As usual, K_m,n denotes the complete bipartite graph with parts of sizes m and n. For positive integers k ≤n, the crown C_n,k is the graph with vertex set {a₀, a₁,..., a_n-1, b₀, b₁,...,b_n-1} and edge set {a _ib_j: 0 ≤ i ≤ n - 1, j = i,i + 1,..., i + k - 1 (mod n)}. A spider is a tree with at most one vertex of degree more than two, called the center of the spider. A leg of a spider is a path from the center to a vertex of degree one. Let S_l(t) denote a spider of l legs, each of length t.
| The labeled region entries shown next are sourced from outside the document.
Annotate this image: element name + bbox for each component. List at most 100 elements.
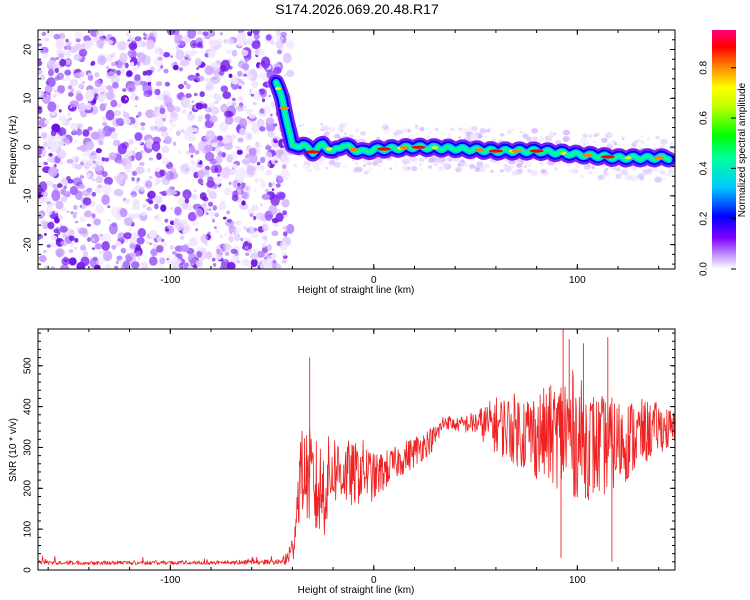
- ridge-hotspot: [529, 149, 544, 153]
- spectrogram-noise-cell: [57, 85, 65, 94]
- spectrogram-noise-cell: [68, 235, 75, 242]
- spectrogram-halo-cell: [620, 135, 626, 140]
- spectrogram-noise-cell: [224, 187, 233, 196]
- spectrogram-noise-cell: [194, 189, 197, 192]
- spectrogram-noise-cell: [129, 252, 137, 258]
- spectrogram-halo-cell: [503, 163, 508, 168]
- spectrogram-noise-cell: [224, 116, 234, 125]
- spectrogram-noise-cell: [128, 42, 138, 51]
- spectrogram-noise-cell: [238, 85, 242, 90]
- ridge-hotspot: [560, 151, 567, 155]
- spectrogram-noise-cell: [60, 240, 68, 247]
- spectrogram-noise-cell: [74, 140, 78, 143]
- spectrogram-noise-cell: [78, 48, 88, 57]
- spectrogram-halo-cell: [423, 159, 427, 162]
- spectrogram-halo-cell: [437, 166, 444, 172]
- spectrogram-halo-cell: [499, 133, 505, 137]
- spectrogram-noise-cell: [52, 167, 57, 173]
- spectrogram-noise-cell: [80, 175, 85, 179]
- spectrogram-noise-cell: [38, 234, 42, 241]
- spectrogram-halo-cell: [360, 131, 366, 136]
- spectrogram-noise-cell: [251, 93, 254, 97]
- spectrogram-noise-cell: [228, 225, 237, 236]
- spectrogram-noise-cell: [56, 226, 59, 229]
- spectrogram-noise-cell: [202, 103, 208, 109]
- spectrogram-halo-cell: [312, 161, 320, 168]
- spectrogram-noise-cell: [60, 264, 70, 269]
- spectrogram-noise-cell: [99, 103, 106, 112]
- spectrogram-noise-cell: [275, 162, 278, 165]
- spectrogram-noise-cell: [105, 91, 115, 101]
- spectrogram-noise-cell: [102, 250, 113, 262]
- spectrogram-noise-cell: [231, 232, 235, 236]
- ridge-hotspot: [474, 148, 485, 152]
- spectrogram-noise-cell: [70, 122, 77, 130]
- spectrogram-halo-cell: [628, 175, 637, 182]
- spectrogram-halo-cell: [483, 163, 490, 169]
- spectrogram-halo-cell: [447, 133, 452, 137]
- spectrogram-noise-cell: [66, 210, 70, 213]
- spectrogram-noise-cell: [220, 103, 229, 113]
- spectrogram-noise-cell: [115, 118, 125, 126]
- spectrogram-noise-cell: [65, 51, 72, 57]
- spectrogram-noise-cell: [187, 30, 197, 39]
- spectrogram-noise-cell: [237, 70, 243, 77]
- spectrogram-noise-cell: [136, 237, 145, 245]
- spectrogram-noise-cell: [75, 190, 83, 201]
- spectrogram-noise-cell: [209, 94, 214, 99]
- spectrogram-noise-cell: [134, 212, 141, 219]
- spectrogram-noise-cell: [47, 201, 54, 208]
- spectrogram-halo-cell: [587, 141, 590, 144]
- spectrogram-noise-cell: [240, 237, 244, 242]
- spectrogram-noise-cell: [220, 85, 229, 93]
- spectrogram-noise-cell: [219, 122, 229, 132]
- spectrogram-noise-cell: [235, 105, 245, 112]
- spectrogram-noise-cell: [281, 198, 290, 208]
- ridge-hotspot: [582, 153, 593, 157]
- spectrogram-noise-cell: [68, 91, 74, 97]
- spectrogram-noise-cell: [223, 232, 228, 237]
- spectrogram-halo-cell: [530, 169, 539, 177]
- spectrogram-noise-cell: [160, 222, 164, 226]
- ridge-hotspot: [377, 147, 391, 151]
- spectrogram-noise-cell: [180, 212, 184, 215]
- spectrogram-noise-cell: [131, 170, 138, 176]
- spectrogram-noise-cell: [101, 171, 108, 178]
- spectrogram-halo-cell: [354, 128, 360, 133]
- spectrogram-noise-cell: [274, 160, 278, 164]
- spectrogram-noise-cell: [46, 244, 52, 248]
- spectrogram-noise-cell: [236, 146, 241, 151]
- spectrogram-noise-cell: [268, 182, 273, 188]
- spectrogram-noise-cell: [145, 180, 153, 189]
- spectrogram-halo-cell: [486, 129, 491, 133]
- spectrogram-noise-cell: [277, 49, 282, 55]
- spectrogram-noise-cell: [159, 107, 166, 115]
- spectrogram-noise-cell: [244, 246, 249, 250]
- spectrogram-noise-cell: [146, 167, 152, 174]
- spectrogram-halo-cell: [408, 156, 416, 163]
- spectrogram-noise-cell: [102, 183, 112, 196]
- spectrogram-noise-cell: [181, 163, 191, 175]
- spectrogram-noise-cell: [281, 259, 287, 264]
- spectrogram-noise-cell: [175, 46, 180, 50]
- spectrogram-noise-cell: [114, 41, 118, 44]
- spectrogram-halo-cell: [654, 176, 662, 183]
- spectrogram-halo-cell: [458, 136, 462, 139]
- spectrogram-noise-cell: [131, 177, 135, 182]
- spectrogram-noise-cell: [95, 175, 104, 184]
- spectrogram-noise-cell: [160, 204, 167, 212]
- spectrogram-halo-cell: [320, 123, 324, 126]
- spectrogram-noise-cell: [68, 229, 75, 236]
- x-tick-label: 0: [371, 275, 377, 286]
- spectrogram-noise-cell: [268, 204, 278, 216]
- spectrogram-halo-cell: [382, 168, 386, 171]
- spectrogram-noise-cell: [163, 68, 169, 74]
- spectrogram-noise-cell: [108, 152, 117, 161]
- spectrogram-halo-cell: [526, 161, 532, 166]
- spectrogram-noise-cell: [264, 252, 270, 259]
- y-tick-label: 200: [23, 480, 34, 497]
- spectrogram-noise-cell: [166, 254, 171, 259]
- spectrogram-noise-cell: [76, 128, 82, 136]
- spectrogram-noise-cell: [213, 177, 223, 185]
- spectrogram-noise-cell: [109, 131, 118, 140]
An H-decomposition of a graph G is an edge-disjoint decomposition of G into copies of H. In this paper we investigate the problems of S _l(2)-decompositions of complete bipartite graphs and crowns, and prove that: (1) K_n,tl has an S_l(2)-decomposition if and only if nt ≡ 0 (mod 2), n≥ 2l if t = 1, and n ≥ J if t ≥ 2, (2) for t ≥ 2 and n ≥ tl, C_n,tl has an S_l(2)- decomposition if and only if nt ≡ 0 (mod 2), (3) for n ≥ 3t, C _n,3t has an S₃(2)-decomposition if and only if nt ≡ 0 (mod 2) and n ≡ 0 (mod 4) if t = 1.